Néanmoins, la question est maintenant posée aux échelons supérieurs du processus décisionnel européen. En octobre dernier, le chancelier allemand Friedrich Merz a apporté le soutien politique de son pays en appelant à « des marchés de capitaux européens plus développés et plus attrayants et à une plus grande consolidation du secteur des infrastructures de marché, ce qui profitera en fin de compte aux entreprises européennes ».
Mme Albuquerque se fait l’écho de cet appel et laisse entendre que la dynamique s’est suffisamment accélérée pour sceller un accord en 2026, même si des obstacles subsistent. Bien que technique, la question est également très politique.
« Il est possible d’avoir une discussion et de trouver un accord d’ici un an », déclare-t-elle à Euronews. « Nous avons besoin que nos co-législateurs partagent le même sentiment d’urgence et le même niveau d’ambition. »
« Il s’agit d’un paquet important, mais le défi ne réside pas dans le nombre de lois à inclure. Il repose sur la volonté politique que nous avons de nous y investir », ajoute-t-elle.
Selon Euronext, un opérateur de marché paneuropéen, une plus grande intégration des marchés de capitaux pourrait libérer tout le potentiel des 13 000 milliards d’euros d’épargne privée de l’Union européenne. Il stimulerait également le financement des entreprises, qui quittent souvent l’Europe pour Wall Street en quête d’expansion, et réduirait les coûts liés à la réglementation et à la conformité.
« Nous sommes tous des Draghiens » à la Commission européenne
Mario Draghi, ancien président de la Banque centrale européenne, figure parmi les partisans de cette initiative. Il a rédigé un rapport influent publié l’année dernière dans lequel il affirme que les barrières internes ont un impact tout aussi préjudiciable sur l’UE que les barrières externes.
Dans ce rapport, l’Italien déplore le fait que les marchés de capitaux européens « restent fragmentés et que les flux d’épargne vers les marchés de capitaux sont plus faibles » par rapport à leurs homologues.

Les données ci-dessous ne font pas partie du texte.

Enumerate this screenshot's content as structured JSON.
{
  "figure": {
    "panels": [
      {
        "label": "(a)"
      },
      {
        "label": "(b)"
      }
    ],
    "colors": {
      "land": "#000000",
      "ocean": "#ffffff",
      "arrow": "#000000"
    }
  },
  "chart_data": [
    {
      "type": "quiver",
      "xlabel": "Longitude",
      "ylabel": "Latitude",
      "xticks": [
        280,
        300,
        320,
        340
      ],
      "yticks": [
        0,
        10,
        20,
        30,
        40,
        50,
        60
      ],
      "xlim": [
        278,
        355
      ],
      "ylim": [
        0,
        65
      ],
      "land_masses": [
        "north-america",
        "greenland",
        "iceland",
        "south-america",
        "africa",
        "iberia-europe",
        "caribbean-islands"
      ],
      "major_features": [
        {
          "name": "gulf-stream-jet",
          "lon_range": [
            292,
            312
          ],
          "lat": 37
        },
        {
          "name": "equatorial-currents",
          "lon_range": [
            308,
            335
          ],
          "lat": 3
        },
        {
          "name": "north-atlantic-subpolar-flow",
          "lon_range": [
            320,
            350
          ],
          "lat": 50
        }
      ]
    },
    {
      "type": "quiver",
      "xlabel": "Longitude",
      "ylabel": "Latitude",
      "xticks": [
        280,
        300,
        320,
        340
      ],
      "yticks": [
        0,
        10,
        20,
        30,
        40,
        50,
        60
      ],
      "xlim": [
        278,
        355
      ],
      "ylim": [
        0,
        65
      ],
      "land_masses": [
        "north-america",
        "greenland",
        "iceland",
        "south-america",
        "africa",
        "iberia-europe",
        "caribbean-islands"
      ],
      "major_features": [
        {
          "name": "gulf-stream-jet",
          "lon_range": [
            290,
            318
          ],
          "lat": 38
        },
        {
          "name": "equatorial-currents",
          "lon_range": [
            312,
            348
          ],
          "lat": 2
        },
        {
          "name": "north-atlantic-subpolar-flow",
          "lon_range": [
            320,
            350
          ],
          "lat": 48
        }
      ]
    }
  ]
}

Mme Albuquerque déclare que l’exécutif considère ce rapport comme sa « boussole » et que ses recommandations ne sont pas perdues pour la Commission. « Nous sommes tous des Draghiens », déclare-t-elle.
Obtenir le sceau d’approbation de M. Draghi est important, car sa voix est l’une des plus prestigieuses d’Europe. Ses discours sont suivis de près par les chefs d’État et largement lus dans les cercles diplomatiques à Bruxelles, dans les capitales et à la Commission européenne.